On the other hand, I personally believe GPT is very suitable for "content processing and generation under limited information," such as all the original information for Flaneur being provided by us; for example, first help me filter through the Read it later list; for example, generate a summary of an article (the TL;DR at the beginning of the article was written by GPT); for example, help me automatically establish associations in my knowledge base (actually, it only needs embedding); for example, generate a new article based on the fragmented information I wrote, etc...

I call these "general knowledge management," a theme I am very interested in and passionate about. Friends who are also interested in this theme are welcome to communicate!
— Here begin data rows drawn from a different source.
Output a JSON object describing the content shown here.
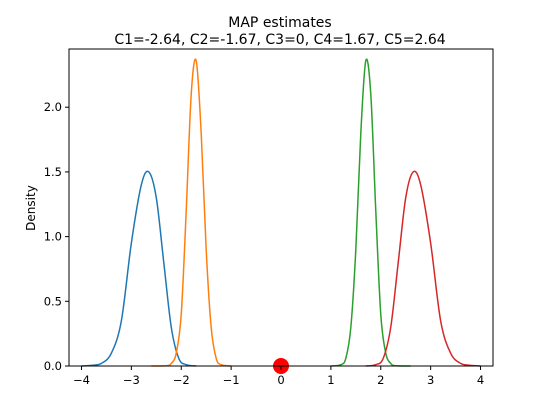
{
  "chart_data": {
    "type": "line",
    "title": "MAP estimates",
    "subtitle": "C1=-2.64, C2=-1.67, C3=0, C4=1.67, C5=2.64",
    "xlabel": "",
    "ylabel": "Density",
    "xlim": [
      -4.25,
      4.25
    ],
    "ylim": [
      0,
      2.45
    ],
    "xticks": [
      -4,
      -3,
      -2,
      -1,
      0,
      1,
      2,
      3,
      4
    ],
    "xtick_labels": [
      "−4",
      "−3",
      "−2",
      "−1",
      "0",
      "1",
      "2",
      "3",
      "4"
    ],
    "yticks": [
      0.0,
      0.5,
      1.0,
      1.5,
      2.0
    ],
    "ytick_labels": [
      "0.0",
      "0.5",
      "1.0",
      "1.5",
      "2.0"
    ],
    "grid": false,
    "series": [
      {
        "color": "#1f77b4",
        "points": [
          [
            -4.0,
            0.0
          ],
          [
            -3.8,
            0.005
          ],
          [
            -3.6,
            0.02
          ],
          [
            -3.4,
            0.1
          ],
          [
            -3.2,
            0.35
          ],
          [
            -3.0,
            0.95
          ],
          [
            -2.8,
            1.4
          ],
          [
            -2.65,
            1.5
          ],
          [
            -2.5,
            1.3
          ],
          [
            -2.35,
            0.8
          ],
          [
            -2.2,
            0.3
          ],
          [
            -2.05,
            0.06
          ],
          [
            -1.9,
            0.01
          ],
          [
            -1.7,
            0.0
          ]
        ]
      },
      {
        "color": "#ff7f0e",
        "points": [
          [
            -2.6,
            0.0
          ],
          [
            -2.3,
            0.002
          ],
          [
            -2.2,
            0.02
          ],
          [
            -2.1,
            0.1
          ],
          [
            -2.0,
            0.4
          ],
          [
            -1.9,
            1.2
          ],
          [
            -1.8,
            2.1
          ],
          [
            -1.7,
            2.36
          ],
          [
            -1.6,
            1.8
          ],
          [
            -1.5,
            0.9
          ],
          [
            -1.4,
            0.3
          ],
          [
            -1.3,
            0.06
          ],
          [
            -1.2,
            0.01
          ],
          [
            -1.0,
            0.0
          ]
        ]
      },
      {
        "color": "#2ca02c",
        "points": [
          [
            1.0,
            0.0
          ],
          [
            1.2,
            0.01
          ],
          [
            1.3,
            0.06
          ],
          [
            1.4,
            0.3
          ],
          [
            1.5,
            0.9
          ],
          [
            1.6,
            1.8
          ],
          [
            1.7,
            2.36
          ],
          [
            1.8,
            2.1
          ],
          [
            1.9,
            1.2
          ],
          [
            2.0,
            0.4
          ],
          [
            2.1,
            0.1
          ],
          [
            2.2,
            0.02
          ],
          [
            2.3,
            0.002
          ],
          [
            2.6,
            0.0
          ]
        ]
      },
      {
        "color": "#d62728",
        "points": [
          [
            1.7,
            0.0
          ],
          [
            1.9,
            0.01
          ],
          [
            2.05,
            0.06
          ],
          [
            2.2,
            0.3
          ],
          [
            2.35,
            0.8
          ],
          [
            2.5,
            1.3
          ],
          [
            2.65,
            1.5
          ],
          [
            2.8,
            1.4
          ],
          [
            3.0,
            0.95
          ],
          [
            3.2,
            0.35
          ],
          [
            3.4,
            0.1
          ],
          [
            3.6,
            0.02
          ],
          [
            3.8,
            0.005
          ],
          [
            4.0,
            0.0
          ]
        ]
      }
    ],
    "marker": {
      "x": 0,
      "y": 0.0,
      "color": "#ff0000"
    }
  }
}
1476px-Pieter_Bruegel_the_Elder_-The_Tower_of_Babel(Vienna)_-_Google_Art_Project.jpg

Building a giant spirit for humanity

Ending#

The entire Hack Engine was very compact, and the demo was completed on time or even ahead of schedule, with results announced on Monday night. Flaneur was not selected, which still feels a bit regrettable. However, we thoroughly enjoyed the process itself over these two days, spending an unforgettable weekend; the weather in Shanghai has been great these days, and the weather forecast initially predicted rain, but *** it turned out to be sunny!

Shanghai always gives me a similar feeling: a beautiful beginning and process, leaving some regrets at the end.

Anyway, I am very grateful to my team, and extra thanks to @York for coming from Hangzhou to participate (we actually forgot to take a group photo TAT)

I would like to especially thank the organizing team at Jike; we had an almost perfect experience on-site, encountering no issues at all, completely unlike a first-time event. Hack Engine also paid great attention to details, such as the competition certificates being specially designed; such details, wow.

More advanced than Byte's employee badges, wishing Jike Company a speedy acquisition by ByteDance.

Although we were not selected, Flaneur was still widely liked, and many friends asked me if Flaneur would continue to be developed, which made us very happy. To be honest, we haven't figured it out; making a demo and making a real product are quite different, and whether the existing technology can meet our expected effects also needs further research. Our team is also facing some difficulties, making it hard to spare energy and resources to create a new product.

Anyway, if you also like Flaneur, please don't hesitate to let us know with your compliments!